Nessuna delle due ha idea di cosa sia successo all’altra, ma entrambe sanno di essere sopravvissute a quel calvario solo aggrappandosi alla speranza di potersi un giorno, finalmente, riabbracciare…
Lo so, mi ripresento spesso con questo genere di letture, da masochista mi tedio e vi tedio con il dolore provato in quei campi di concentramento.
Questa storia, come quasi la maggior parte di esse, è tratta da una storia vera, due sorelle gemelle riuscite a sopravvivere all’Angelo della morte e che a distanza di anni si ritroveranno fuori da quel campo per ricominciare a conoscersi.
Ho sofferto con loro, con quegli esperimenti inconcepibili e disumani che il dottore Mengele perpetuava ai danni dei gemelli.
Inutile dire che Mengele era seriamente deviato: le oscenità nei suoi laboratori erano all’ordine del giorno come la parete con piccole palline bianche allineate in file e colonne perfette, che altro non erano che iridi etichettare, oppure i punti dati alle labbra per non sentire le urla dei pazienti e così via.
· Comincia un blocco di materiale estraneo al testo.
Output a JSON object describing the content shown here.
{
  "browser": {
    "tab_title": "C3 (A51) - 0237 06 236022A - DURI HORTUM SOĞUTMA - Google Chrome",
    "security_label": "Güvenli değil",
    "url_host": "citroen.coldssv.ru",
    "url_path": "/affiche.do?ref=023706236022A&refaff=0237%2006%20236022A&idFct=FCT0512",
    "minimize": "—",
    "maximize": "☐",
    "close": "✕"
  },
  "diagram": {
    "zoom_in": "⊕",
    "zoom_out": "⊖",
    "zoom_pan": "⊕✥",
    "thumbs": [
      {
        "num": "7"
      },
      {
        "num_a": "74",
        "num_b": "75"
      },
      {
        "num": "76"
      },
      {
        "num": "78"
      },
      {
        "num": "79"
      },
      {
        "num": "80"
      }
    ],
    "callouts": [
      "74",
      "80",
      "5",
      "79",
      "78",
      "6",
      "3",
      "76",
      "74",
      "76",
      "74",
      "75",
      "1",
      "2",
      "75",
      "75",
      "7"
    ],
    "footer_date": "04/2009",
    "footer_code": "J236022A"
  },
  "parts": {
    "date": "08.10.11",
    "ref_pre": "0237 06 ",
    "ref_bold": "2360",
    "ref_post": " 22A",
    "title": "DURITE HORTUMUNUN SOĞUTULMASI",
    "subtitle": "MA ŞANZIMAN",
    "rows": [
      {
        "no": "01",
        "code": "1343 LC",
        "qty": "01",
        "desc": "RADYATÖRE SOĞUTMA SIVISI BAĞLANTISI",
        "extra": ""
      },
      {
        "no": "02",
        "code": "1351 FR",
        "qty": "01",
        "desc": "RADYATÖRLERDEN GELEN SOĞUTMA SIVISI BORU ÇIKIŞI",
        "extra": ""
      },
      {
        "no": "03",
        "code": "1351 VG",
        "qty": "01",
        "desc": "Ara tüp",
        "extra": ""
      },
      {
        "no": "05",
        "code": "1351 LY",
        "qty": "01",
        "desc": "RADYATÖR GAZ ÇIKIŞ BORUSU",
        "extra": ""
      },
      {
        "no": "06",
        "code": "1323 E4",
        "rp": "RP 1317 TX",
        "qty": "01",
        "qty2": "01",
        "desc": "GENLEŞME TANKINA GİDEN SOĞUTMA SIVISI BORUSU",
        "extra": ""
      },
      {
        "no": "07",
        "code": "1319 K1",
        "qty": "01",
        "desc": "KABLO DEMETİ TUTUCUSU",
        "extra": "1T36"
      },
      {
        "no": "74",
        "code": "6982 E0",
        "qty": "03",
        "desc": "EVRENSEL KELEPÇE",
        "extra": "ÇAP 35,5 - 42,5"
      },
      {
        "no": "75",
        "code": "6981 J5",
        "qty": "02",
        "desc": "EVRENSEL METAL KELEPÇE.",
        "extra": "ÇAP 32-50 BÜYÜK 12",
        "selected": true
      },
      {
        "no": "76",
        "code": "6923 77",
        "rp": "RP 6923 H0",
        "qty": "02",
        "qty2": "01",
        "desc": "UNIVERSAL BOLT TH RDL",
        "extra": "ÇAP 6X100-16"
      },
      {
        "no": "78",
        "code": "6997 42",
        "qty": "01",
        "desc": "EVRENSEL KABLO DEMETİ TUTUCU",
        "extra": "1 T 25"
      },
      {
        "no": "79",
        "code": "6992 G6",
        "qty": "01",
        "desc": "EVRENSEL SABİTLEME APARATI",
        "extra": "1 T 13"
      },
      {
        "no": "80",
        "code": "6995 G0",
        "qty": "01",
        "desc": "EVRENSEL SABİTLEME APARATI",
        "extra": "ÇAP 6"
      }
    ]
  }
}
Arina e Nora entrano ad Auschwitz all’età di quindici anni nel 1944, coppia identica di gemelli, fin da subito attirano l’attenzione di Mengele per le sue folli ricerche scientifiche.
Ignare di essere sopravvissute entrambe, dopo la liberazione del campo Arina andrà negli USA e Nora in Francia.
Com’è stato vivere in un campo di concentramento? O forse sarebbe meglio chiedere: com’è stato “non morire” in un campo di concentramento?
Beh spiegarlo non è facile e non basterebbero tutti i sinonimi esistenti per definire la non vita in quell’inferno.
Lo sanno bene Nora e anche Arina, con tutte le conseguenze del caso, traumi, disabilità e quant’altro.
Dovrebbe essere una storia di speranza ma io in verità la vedo di sopravvivenza e forza.
Una forza smisurata per resistere e continuare a vivere… E alla fine ritrovarsi e ricominciare.
La lettura si svolge tra presente 1946-1947 e passato 1943-1944 e seppur si parli di pochi anni, la vita vissuta è stata così intensa che avremo bisogno di qualche stacco per riprendere fiato.